Cybersecurity Starts at the Board Level
The best-intentioned cybersecurity plans and policies can go awry if senior leaders aren’t all-in. The good news is that cybersecurity is now front and center in the boardroom. Senior leaders see the reports of data leaks, breaches and hackers and want to know how to prevent similar attacks at their own companies, so there is less ‘buy-in’ required. What ends up being debated is just how much security is ‘enough.’
The key to getting agreement from senior leadership is transparency. Senior leaders in an organization may be removed from the day-to-day challenges of fighting cyber-security attacks. Show them what happens on any given day and the data will speak volumes. It’s important to determine where your company is on the cybersecurity spectrum – and more importantly, where you company wants to be.
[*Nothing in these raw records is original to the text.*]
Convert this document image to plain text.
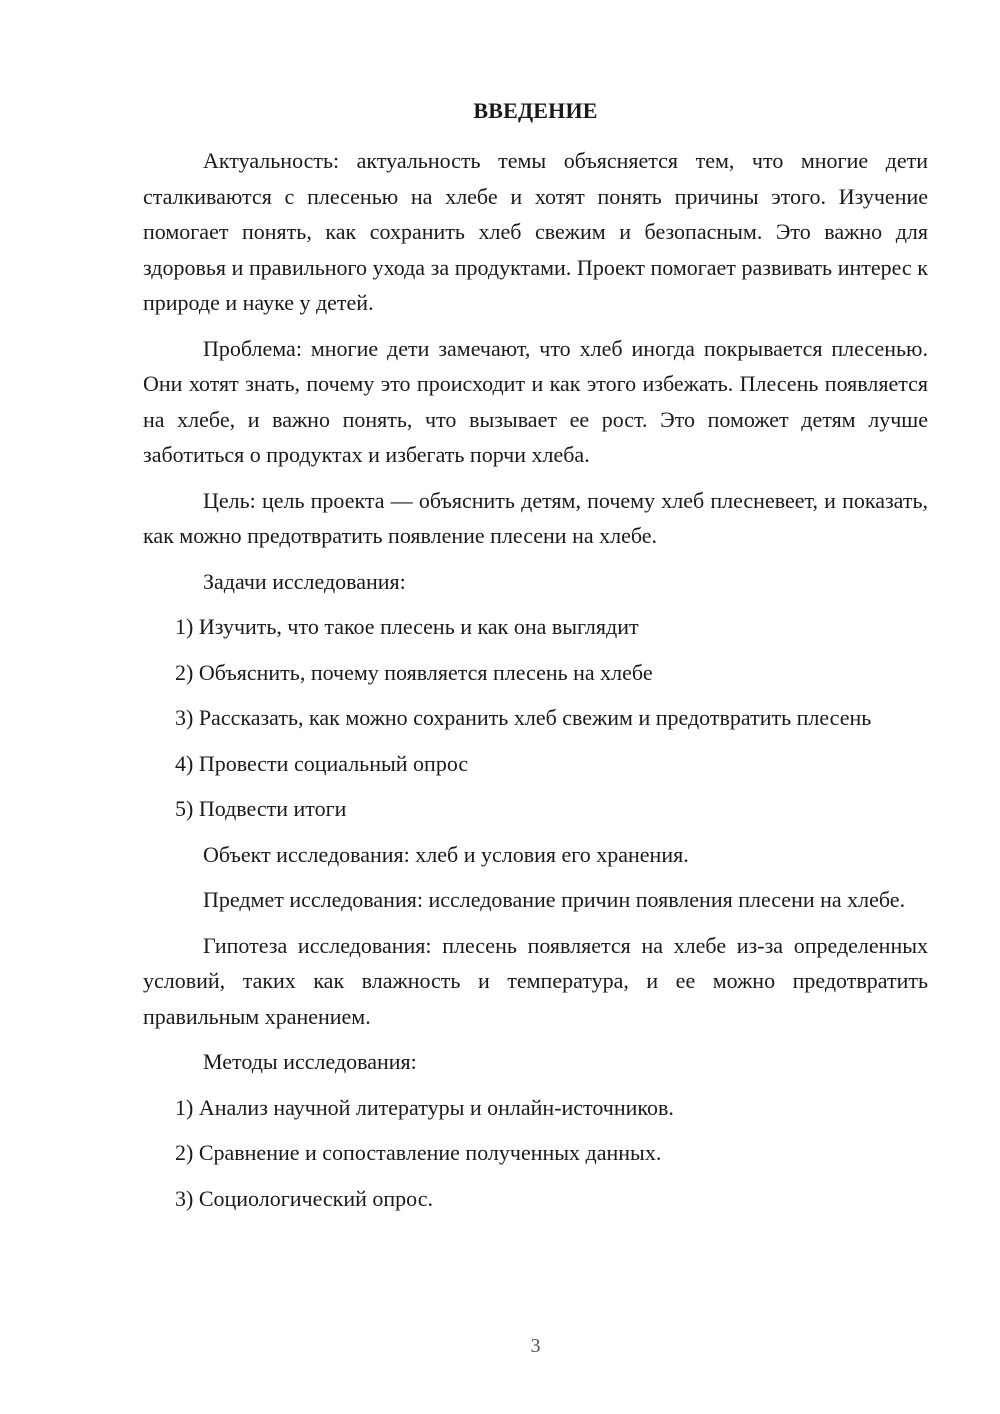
ВВЕДЕНИЕ

Актуальность: актуальность темы объясняется тем, что многие дети сталкиваются с плесенью на хлебе и хотят понять причины этого. Изучение помогает понять, как сохранить хлеб свежим и безопасным. Это важно для здоровья и правильного ухода за продуктами. Проект помогает развивать интерес к природе и науке у детей.

Проблема: многие дети замечают, что хлеб иногда покрывается плесенью. Они хотят знать, почему это происходит и как этого избежать. Плесень появляется на хлебе, и важно понять, что вызывает ее рост. Это поможет детям лучше заботиться о продуктах и избегать порчи хлеба.

Цель: цель проекта — объяснить детям, почему хлеб плесневеет, и показать, как можно предотвратить появление плесени на хлебе.

Задачи исследования:

1) Изучить, что такое плесень и как она выглядит

2) Объяснить, почему появляется плесень на хлебе

3) Рассказать, как можно сохранить хлеб свежим и предотвратить плесень

4) Провести социальный опрос

5) Подвести итоги

Объект исследования: хлеб и условия его хранения.

Предмет исследования: исследование причин появления плесени на хлебе.

Гипотеза исследования: плесень появляется на хлебе из-за определенных условий, таких как влажность и температура, и ее можно предотвратить правильным хранением.

Методы исследования:

1) Анализ научной литературы и онлайн-источников.

2) Сравнение и сопоставление полученных данных.

3) Социологический опрос.

3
If, for example, the spectrum of least-to-most secure runs on a 1-10 scale and your company is a two but would like to get to a four, you can set your strategy accordingly. Investments (i.e., budget) aligns to strategy. There is a cybersecurity maturity curve for every company and setting a desired point on a scale will help anchor and direct your company.
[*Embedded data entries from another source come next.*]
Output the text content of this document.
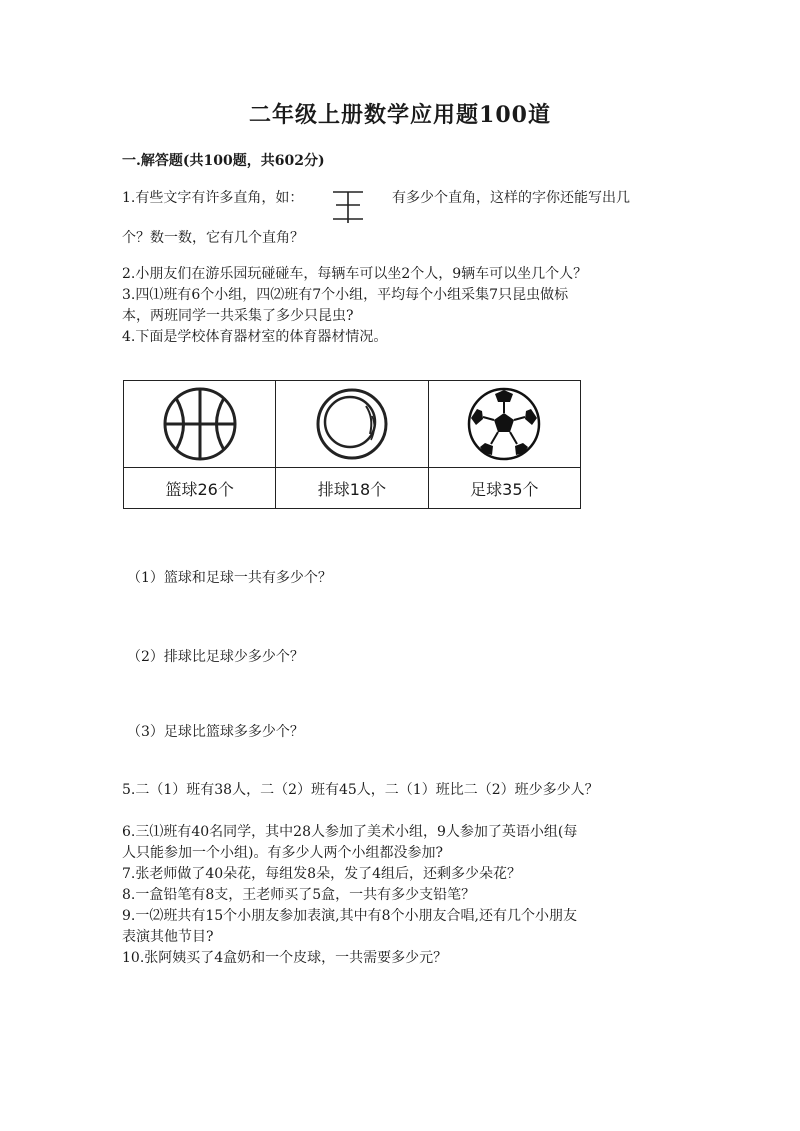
二年级上册数学应用题100道
一.解答题(共100题，共602分)
1.有些文字有许多直角，如：	有多少个直角，这样的字你还能写出几
个？数一数，它有几个直角？
2.小朋友们在游乐园玩碰碰车，每辆车可以坐2个人，9辆车可以坐几个人？
3.四⑴班有6个小组，四⑵班有7个小组，平均每个小组采集7只昆虫做标
本，两班同学一共采集了多少只昆虫?
4.下面是学校体育器材室的体育器材情况。

篮球26个	排球18个	足球35个
（1）篮球和足球一共有多少个？
（2）排球比足球少多少个？
（3）足球比篮球多多少个？
5.二（1）班有38人，二（2）班有45人，二（1）班比二（2）班少多少人？
6.三⑴班有40名同学，其中28人参加了美术小组，9人参加了英语小组(每
人只能参加一个小组)。有多少人两个小组都没参加?
7.张老师做了40朵花，每组发8朵，发了4组后，还剩多少朵花？
8.一盒铅笔有8支，王老师买了5盒，一共有多少支铅笔？
9.一⑵班共有15个小朋友参加表演,其中有8个小朋友合唱,还有几个小朋友
表演其他节目?
10.张阿姨买了4盒奶和一个皮球，一共需要多少元？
There’s also an element of risk tolerance – think of cybersecurity like personal insurance. If you ask 500 people how much insurance they think they need, you’ll get 500 different answers. Different people have different levels of risk tolerance – it is the same for businesses. Of course, heavily regulated industries like banking will have very little risk tolerance, but this is not the case across the entirety of the industry.
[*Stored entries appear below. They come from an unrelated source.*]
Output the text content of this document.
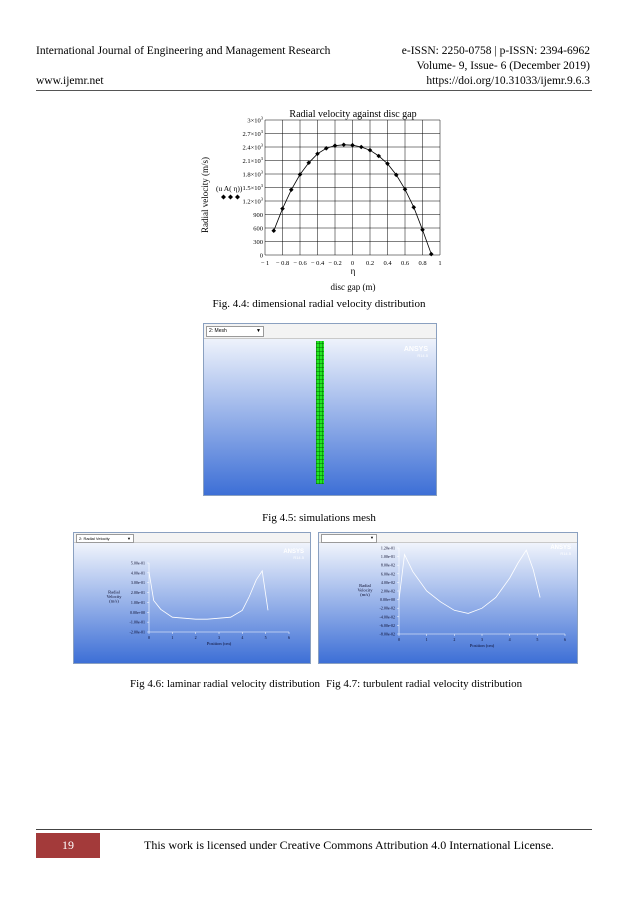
International Journal of Engineering and Management Research	e-ISSN: 2250-0758 | p-ISSN: 2394-6962
Volume- 9, Issue- 6 (December 2019)
www.ijemr.net	https://doi.org/10.31033/ijemr.9.6.3
Radial velocity against disc gap
Radial velocity (m/s) (u A( η))
0
300
600
900
$1.2\times 10^3$
$1.5\times 10^3$
$1.8\times 10^3$
$2.1\times 10^3$
$2.4\times 10^3$
$2.7\times 10^3$
$3\times 10^3$
− 1 − 0.8 − 0.6 − 0.4 − 0.2 0 0.2 0.4 0.6 0.8 1
η
disc gap (m)
Fig. 4.4: dimensional radial velocity distribution
2: Mesh	▼
ANSYS
R14.5
Fig 4.5: simulations mesh
2: Radial Velocity	▼
ANSYS
R14.5
-2.00e-01
-1.00e-01
0.00e+00
1.00e-01
2.00e-01
3.00e-01
4.00e-01
5.00e-01
0	1	2	3	4	5	6
Position (cm)
Radial Velocity (m/s)
▼
ANSYS
R14.5
-8.00e-02
-6.00e-02
-4.00e-02
-2.00e-02
0.00e+00
2.00e-02
4.00e-02
6.00e-02
8.00e-02
1.00e-01
1.20e-01
0	1	2	3	4	5	6
Position (cm)
Radial Velocity (m/s)
Fig 4.6: laminar radial velocity distribution Fig 4.7: turbulent radial velocity distribution
19	This work is licensed under Creative Commons Attribution 4.0 International License.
Avoid Pitfalls & Make Cybersecurity Real
There are really two sides to rolling out a cybersecurity strategy: the technical side and the cultural side. The technical side involves ensuring your network, and the devices that interact with that network, are secure.
What’s often missed is the cultural side. People can be resistant to change, and this carries over to our working lives. It’s interesting – sometimes the newest employees are the least resistant to change as they don’t have ingrained habits and expectations. Even with carefully paced out changes, some key culture decisions will be met with resistance. On the flipside, there are some, whether in IT or management, that would prefer to simply flip a switch in order to enact policy, but in my experience, I’ve found that the least effective way to change a culture is to merely declare policy – it leads to resistance and in some cases non-compliance. Rather, communication and connecting changes back to what employees do in their day-to-day roles is key.
Cybersecurity and securing an organization does not happen in a vacuum. Policy decisions that are made in the boardroom will have an impact on people’s day-to-day work. Employees are individuals and in a company of 1,000 you’ll have 1,000 individuals who work in 1,000 different ways – every person will have a unique role or a unique way in which they approach their role. This makes it hard to scale a one-size-fits-all policy.
Training and education can be useful when rolling out a cybersecurity program. But there are limitations. For example, despite all the training and horror stories, there will always be a certain percentage of people who will click on a phishing email. A better path may be to look at educating employees on the rationale for a policy – helping them understand the ‘why’ of any given policy.
Communication is Key
If your company has been spared a major attack, now is the time to consider (or reconsider) your cybersecurity policy – don’t wait for a forcing factor such as a breach to have to figure it out. It’s all about communication: at the board level, the need for cybersecurity should be laid out with facts and data, aligned to the overall company strategy, as well as where your organization falls on the cybersecurity maturity curve. For employees, it comes down to good change management in the form of training and communication around policy initiatives.